El mundo se divide entre quienes se quejan de no trabajar y quienes se quejan de trabajar. Dado que los primeros tienen motivos sobrados para lamentarse, nos centraremos en la otra mitad. Cada vez que ejerzo de cliente, la persona encargada de recibir mis denarios a cambio de objetos indispensables para mi bienestar, me recibe con un contundente "yo no tendría que estar aquí hoy". No es la frase que desearías escuchar de tu piloto o de tu cirujano. Atribuyen su malestar a que es festivo, lunes, horario nocturno, demasiado pronto o a que el big bang estalló en dirección equivocada. No protestan a su superior ni me lo dicen directamente.

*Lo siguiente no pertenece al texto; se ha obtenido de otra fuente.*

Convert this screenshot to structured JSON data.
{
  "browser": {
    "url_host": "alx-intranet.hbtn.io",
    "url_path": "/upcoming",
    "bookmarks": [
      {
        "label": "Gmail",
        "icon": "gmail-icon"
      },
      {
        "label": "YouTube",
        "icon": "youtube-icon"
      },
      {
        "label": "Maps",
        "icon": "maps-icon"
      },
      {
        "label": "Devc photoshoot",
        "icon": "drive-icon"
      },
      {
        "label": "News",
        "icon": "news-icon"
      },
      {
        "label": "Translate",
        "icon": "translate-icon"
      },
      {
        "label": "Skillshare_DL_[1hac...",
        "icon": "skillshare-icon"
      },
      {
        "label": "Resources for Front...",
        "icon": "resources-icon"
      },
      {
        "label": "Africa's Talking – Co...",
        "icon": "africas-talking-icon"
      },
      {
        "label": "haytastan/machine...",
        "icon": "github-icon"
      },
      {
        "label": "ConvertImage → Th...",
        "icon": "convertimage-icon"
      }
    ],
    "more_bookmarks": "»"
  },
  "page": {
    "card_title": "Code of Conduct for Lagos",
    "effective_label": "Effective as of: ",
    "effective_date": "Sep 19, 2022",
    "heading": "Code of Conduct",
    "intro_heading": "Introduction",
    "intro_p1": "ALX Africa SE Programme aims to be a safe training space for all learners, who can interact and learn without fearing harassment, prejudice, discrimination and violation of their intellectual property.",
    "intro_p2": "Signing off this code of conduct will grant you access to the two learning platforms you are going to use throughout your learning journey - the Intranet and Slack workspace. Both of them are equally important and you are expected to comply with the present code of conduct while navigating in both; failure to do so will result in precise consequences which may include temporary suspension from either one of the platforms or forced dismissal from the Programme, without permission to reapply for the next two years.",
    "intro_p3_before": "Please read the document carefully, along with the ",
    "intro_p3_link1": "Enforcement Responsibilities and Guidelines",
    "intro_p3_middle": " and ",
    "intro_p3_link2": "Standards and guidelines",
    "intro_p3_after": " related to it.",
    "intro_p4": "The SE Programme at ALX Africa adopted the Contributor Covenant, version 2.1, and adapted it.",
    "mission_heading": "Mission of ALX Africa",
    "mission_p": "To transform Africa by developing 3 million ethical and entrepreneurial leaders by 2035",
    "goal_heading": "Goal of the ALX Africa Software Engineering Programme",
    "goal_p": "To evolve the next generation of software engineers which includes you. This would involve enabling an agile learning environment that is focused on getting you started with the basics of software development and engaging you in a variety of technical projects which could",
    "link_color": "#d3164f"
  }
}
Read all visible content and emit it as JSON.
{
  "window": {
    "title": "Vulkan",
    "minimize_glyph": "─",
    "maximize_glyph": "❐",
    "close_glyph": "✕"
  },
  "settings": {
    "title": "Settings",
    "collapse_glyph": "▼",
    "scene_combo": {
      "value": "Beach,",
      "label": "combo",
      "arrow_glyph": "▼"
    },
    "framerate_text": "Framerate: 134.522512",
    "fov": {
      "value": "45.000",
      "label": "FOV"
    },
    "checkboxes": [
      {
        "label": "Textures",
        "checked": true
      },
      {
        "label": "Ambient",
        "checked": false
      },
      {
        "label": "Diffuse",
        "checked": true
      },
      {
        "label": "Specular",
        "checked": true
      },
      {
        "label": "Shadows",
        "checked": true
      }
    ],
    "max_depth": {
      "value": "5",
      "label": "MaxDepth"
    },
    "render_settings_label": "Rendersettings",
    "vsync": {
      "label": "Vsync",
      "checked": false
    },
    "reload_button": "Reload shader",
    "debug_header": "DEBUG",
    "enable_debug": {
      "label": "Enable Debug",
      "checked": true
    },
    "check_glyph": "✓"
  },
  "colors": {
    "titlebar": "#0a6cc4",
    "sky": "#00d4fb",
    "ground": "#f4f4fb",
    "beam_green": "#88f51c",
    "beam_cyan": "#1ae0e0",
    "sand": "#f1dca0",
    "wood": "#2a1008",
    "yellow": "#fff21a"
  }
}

Utilizan como cámara de reverberación a un compañero de trabajo o a un cliente de más confianza, un método furtivo de privarte incluso del derecho de réplica.

La maniobra intimidatoria surte el efecto deseado. Ante la diatriba contra el orden económico internacional, dan ganas de pedir perdón, retornar lo comprado, bajar la cabeza cohibido y marcharse. Al fin y al cabo, les procuro molestias mínimas porque gasto por el valor mísero de unas decenas de euros. No quiero ni imaginar qué sucede cuando llega al establecimiento un político corrupto y cargado de billetes de 500 euros, con mucho que gastar. Asistimos a la disuasión del consumo por parte de quienes debieran incitarnos al mismo. No creo que desconfíen del cliente, sino de su propia capacidad de seducción.

A diario se pierden millones de euros porque el cliente se encuentra a susto. La simpatía vende. Alguien debería estudiar el peso de la sonrisa en el PIB y, a falta de documentación, voy a sostener que los grandes imperios se desmoronaron cuando dejaron de caer simpáticos. El monopolio del sector servicios olvida que la palabra procede de servir, con servicial entre sus anexos. Cuando un ser humano –incluidos gobernantes y almirantes– absolutiza su papel, procede recordarle que el único que puede decir "os doy de comer" es el agricultor, y ya no quedan. Para los demás, la guía es sucinta. En caso de duda, sonrían.